Разъезжались нехотя. Бор сказал, что такие сборища станут традицией на Блегдамсвей. И снова каждого отводил в сторонку:
— Надеюсь, вам будет что рассказать нам в следующий раз… — и улыбался самой отеческой из своих улыбок.
…А на полянах Феллед-парка посвистывали первые стайки перелетных птиц.
…А в каменных ущельях Берлина полиция готовилась к расстрелу первомайской демонстрации 29-го года, зная по доносам, что 200 тысяч пролетариев и интеллигентов, ведомых немецкими коммунистами, собираются предупредить всю Германию и весь мир о надвигающейся чуме нацизма с его угарно-милитаристскими планами.
Глава вторая. СКВОЗЬ ТРИДЦАТЫЕ ГОДЫ
1930… 1931… 1932…
…8 апреля 30-го года Бетти Шульц сделала запись в Книге иностранных гостей института:
«Д-р ЛАНДАУ — из Ленинграда».
Доктору было двадцать два. Но этим никого нельзя было удивить на Блегдамсвсй. Равно как и отчаянной юношеской худобой, детски непорочной свежестью лица, воинственной категоричностью научного правдолюбия.
Бескомпромиссность исследовательской этики стала логикой поведения редкостно одаренного юноши. И это роднило его, пожалуй, всего более с Вольфгангом Паули. Он тоже мог показаться дурно воспитанным, хотя — видит бог! — его родители, папа-инженер и мама-врач, делали в своем бакинском доме все, чтобы сын их рос хорошим мальчиком. И Лев Ландау рос хорошим мальчиком. Но пылкая трезвость — это неверно, будто трезвости принудительно сопутствует холодность, — темпераментная требовательность его мышления устанавливала собственную шкалу ценностей.

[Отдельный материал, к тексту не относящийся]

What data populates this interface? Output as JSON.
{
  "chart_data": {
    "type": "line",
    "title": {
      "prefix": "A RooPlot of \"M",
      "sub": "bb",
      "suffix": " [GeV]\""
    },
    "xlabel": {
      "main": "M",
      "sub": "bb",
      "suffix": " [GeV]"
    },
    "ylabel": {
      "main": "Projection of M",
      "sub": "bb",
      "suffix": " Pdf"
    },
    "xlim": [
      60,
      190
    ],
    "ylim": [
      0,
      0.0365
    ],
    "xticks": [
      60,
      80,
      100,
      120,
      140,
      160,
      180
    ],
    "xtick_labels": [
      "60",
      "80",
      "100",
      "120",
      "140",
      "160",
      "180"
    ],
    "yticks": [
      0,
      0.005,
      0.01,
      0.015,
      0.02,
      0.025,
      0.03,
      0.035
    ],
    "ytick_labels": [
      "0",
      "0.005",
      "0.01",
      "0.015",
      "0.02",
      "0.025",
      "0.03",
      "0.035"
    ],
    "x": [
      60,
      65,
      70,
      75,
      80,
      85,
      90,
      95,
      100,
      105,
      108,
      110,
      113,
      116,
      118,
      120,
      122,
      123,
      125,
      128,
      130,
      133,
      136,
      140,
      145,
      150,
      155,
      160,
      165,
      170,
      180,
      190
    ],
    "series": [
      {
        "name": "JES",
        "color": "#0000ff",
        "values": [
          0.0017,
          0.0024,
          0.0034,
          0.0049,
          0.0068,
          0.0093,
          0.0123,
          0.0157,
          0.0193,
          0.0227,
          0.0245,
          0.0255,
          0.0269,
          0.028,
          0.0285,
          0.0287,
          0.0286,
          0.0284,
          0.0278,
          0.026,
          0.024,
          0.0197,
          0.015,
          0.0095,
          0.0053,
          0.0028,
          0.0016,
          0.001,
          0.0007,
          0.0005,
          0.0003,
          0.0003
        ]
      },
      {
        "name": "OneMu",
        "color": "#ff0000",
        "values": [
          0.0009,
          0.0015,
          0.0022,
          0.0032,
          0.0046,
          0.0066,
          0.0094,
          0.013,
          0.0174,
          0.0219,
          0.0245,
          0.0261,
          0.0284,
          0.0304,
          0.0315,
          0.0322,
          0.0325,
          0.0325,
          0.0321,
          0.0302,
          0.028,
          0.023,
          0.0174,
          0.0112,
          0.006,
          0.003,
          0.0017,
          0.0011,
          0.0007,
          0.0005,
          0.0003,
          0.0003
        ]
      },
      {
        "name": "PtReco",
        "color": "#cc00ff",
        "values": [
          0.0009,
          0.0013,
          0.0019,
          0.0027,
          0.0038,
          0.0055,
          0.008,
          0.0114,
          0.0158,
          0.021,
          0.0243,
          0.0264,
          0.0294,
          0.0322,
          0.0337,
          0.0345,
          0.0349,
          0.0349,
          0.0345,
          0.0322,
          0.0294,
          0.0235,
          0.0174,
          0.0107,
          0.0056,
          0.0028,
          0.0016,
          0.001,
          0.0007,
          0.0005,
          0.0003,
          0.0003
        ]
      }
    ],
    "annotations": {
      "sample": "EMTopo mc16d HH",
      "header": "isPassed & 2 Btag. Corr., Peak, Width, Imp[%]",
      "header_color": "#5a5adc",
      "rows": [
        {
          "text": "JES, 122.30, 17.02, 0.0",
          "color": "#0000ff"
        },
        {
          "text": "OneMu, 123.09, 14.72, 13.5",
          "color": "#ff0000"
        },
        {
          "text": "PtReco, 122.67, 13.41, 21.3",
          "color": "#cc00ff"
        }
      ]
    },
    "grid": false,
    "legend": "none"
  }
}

И по этой логически выверенной шкале такие добродетели, как смирение перед авторитетом или почтительность к возрасту, никакой ценой не обладали. К восемнадцати годам он уже осознал себя самостоятельным исследователем в самой современной области знания (шел 26-й год!). А к моменту появления в Копенгагене весной 30-го года был уже автором примерно десяти печатных работ. И полагал, что в сфере квантовой механики ему ведомо все существенное, сделанное другими. Да не просто ведомо, а пережито его мыслью — наново пересоздано его стремительным воображением.

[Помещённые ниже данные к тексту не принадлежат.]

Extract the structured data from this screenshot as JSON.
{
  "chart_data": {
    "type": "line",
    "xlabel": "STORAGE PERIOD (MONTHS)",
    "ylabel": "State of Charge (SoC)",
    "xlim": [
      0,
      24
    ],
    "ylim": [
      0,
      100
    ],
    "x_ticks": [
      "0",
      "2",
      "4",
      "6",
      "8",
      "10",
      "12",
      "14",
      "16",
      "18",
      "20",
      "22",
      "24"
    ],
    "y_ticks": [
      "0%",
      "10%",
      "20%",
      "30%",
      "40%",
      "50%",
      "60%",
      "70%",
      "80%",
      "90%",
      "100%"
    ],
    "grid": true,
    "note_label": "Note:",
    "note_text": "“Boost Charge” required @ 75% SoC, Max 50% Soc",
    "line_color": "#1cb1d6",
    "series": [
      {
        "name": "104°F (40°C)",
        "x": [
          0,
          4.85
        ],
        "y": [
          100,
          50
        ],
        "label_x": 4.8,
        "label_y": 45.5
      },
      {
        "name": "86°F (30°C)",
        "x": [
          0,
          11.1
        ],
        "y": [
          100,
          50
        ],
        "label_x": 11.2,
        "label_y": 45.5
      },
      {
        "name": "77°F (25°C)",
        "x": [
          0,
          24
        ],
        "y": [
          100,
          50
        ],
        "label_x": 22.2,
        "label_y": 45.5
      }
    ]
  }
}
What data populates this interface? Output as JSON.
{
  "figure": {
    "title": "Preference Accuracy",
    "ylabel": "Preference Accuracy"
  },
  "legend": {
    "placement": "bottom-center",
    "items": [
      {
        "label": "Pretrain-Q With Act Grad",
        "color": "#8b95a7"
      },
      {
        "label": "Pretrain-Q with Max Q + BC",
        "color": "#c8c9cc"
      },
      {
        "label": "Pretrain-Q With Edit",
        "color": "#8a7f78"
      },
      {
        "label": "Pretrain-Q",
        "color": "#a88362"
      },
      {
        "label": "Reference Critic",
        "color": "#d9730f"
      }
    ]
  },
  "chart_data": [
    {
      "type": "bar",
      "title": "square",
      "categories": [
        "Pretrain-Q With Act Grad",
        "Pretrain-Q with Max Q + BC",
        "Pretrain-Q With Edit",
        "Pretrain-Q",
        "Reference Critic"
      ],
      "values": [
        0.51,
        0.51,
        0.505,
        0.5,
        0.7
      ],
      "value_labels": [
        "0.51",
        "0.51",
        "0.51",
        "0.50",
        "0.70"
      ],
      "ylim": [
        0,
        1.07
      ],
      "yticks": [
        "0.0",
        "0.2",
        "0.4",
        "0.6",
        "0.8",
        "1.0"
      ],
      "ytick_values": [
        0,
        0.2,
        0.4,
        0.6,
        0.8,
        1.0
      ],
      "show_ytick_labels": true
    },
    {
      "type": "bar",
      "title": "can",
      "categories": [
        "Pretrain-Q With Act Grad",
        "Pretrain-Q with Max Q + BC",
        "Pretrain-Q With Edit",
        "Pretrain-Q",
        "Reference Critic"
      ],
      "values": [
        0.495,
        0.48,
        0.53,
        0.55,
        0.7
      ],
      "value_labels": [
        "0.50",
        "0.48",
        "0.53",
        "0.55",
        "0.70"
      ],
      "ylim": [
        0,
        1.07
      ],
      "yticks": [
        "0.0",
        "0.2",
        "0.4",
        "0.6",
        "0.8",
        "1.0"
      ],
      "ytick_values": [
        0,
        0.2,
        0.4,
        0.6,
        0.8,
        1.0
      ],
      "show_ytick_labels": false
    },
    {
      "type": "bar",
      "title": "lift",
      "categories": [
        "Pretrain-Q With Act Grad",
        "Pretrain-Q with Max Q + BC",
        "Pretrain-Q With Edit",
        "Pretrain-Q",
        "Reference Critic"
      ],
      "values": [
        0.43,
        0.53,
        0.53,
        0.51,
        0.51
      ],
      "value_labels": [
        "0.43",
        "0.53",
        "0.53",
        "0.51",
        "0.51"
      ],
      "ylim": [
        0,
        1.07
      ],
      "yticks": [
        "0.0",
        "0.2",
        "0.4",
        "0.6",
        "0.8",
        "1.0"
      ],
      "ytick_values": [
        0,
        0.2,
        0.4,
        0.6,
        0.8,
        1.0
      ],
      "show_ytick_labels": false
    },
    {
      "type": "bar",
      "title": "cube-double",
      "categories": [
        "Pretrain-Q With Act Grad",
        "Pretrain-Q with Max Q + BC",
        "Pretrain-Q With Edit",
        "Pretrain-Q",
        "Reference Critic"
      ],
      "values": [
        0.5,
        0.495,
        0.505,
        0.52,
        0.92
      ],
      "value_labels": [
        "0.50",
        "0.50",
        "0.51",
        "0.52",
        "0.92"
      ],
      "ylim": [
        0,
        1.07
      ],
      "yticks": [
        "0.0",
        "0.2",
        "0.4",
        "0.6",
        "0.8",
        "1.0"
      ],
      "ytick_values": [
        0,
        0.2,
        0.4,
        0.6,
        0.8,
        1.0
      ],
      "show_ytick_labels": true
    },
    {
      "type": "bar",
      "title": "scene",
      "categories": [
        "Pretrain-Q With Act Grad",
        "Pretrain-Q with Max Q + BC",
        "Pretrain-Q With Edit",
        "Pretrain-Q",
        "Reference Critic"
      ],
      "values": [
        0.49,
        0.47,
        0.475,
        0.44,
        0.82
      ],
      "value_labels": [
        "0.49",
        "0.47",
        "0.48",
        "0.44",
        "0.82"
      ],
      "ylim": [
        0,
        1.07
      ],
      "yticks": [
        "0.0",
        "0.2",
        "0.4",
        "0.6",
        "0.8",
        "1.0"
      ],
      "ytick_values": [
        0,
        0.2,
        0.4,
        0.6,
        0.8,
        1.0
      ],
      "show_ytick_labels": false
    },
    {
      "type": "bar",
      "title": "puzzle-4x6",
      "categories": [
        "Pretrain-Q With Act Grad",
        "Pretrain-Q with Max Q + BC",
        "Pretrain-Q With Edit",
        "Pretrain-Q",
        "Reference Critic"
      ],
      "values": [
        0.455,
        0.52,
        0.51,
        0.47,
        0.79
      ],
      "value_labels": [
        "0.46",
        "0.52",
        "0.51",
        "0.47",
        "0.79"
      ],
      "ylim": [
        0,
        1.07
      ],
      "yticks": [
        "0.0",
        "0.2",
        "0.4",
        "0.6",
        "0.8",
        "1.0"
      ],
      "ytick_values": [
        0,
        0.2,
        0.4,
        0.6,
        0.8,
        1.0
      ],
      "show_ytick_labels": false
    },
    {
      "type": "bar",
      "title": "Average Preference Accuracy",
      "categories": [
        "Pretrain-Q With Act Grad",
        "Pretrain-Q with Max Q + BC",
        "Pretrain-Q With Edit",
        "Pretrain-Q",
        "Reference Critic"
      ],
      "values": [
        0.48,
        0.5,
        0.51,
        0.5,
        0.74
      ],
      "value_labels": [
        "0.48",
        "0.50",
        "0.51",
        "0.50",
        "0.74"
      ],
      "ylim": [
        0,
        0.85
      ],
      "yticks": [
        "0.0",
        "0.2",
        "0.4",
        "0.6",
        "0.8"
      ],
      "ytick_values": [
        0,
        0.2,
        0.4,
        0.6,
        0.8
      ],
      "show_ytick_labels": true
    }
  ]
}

…Он из тех, кто никогда не вчитывается в детали чужой работы. Он проглядывает ее, чтобы схватить суть намерений автора, а потом усаживается и воспроизводит полученные результаты своим собственным путем.
Так впоследствии говорил историку Дж. Хэйлброну Рудольф Пайерлс. И говорил не понаслышке: 8 апреля 30-го года, он, двадцатитрехлетний ассистент Паули, тоже приехал в Копенгаген из Цюриха, где в январе трудился вместе с Ландау над их первой совместной статьей.
По-иному, чем это делали другие, они пытались распространить власть квантово-механических представлений на электродинамику. И он воочию видел, как осваивал Ландау новости физики.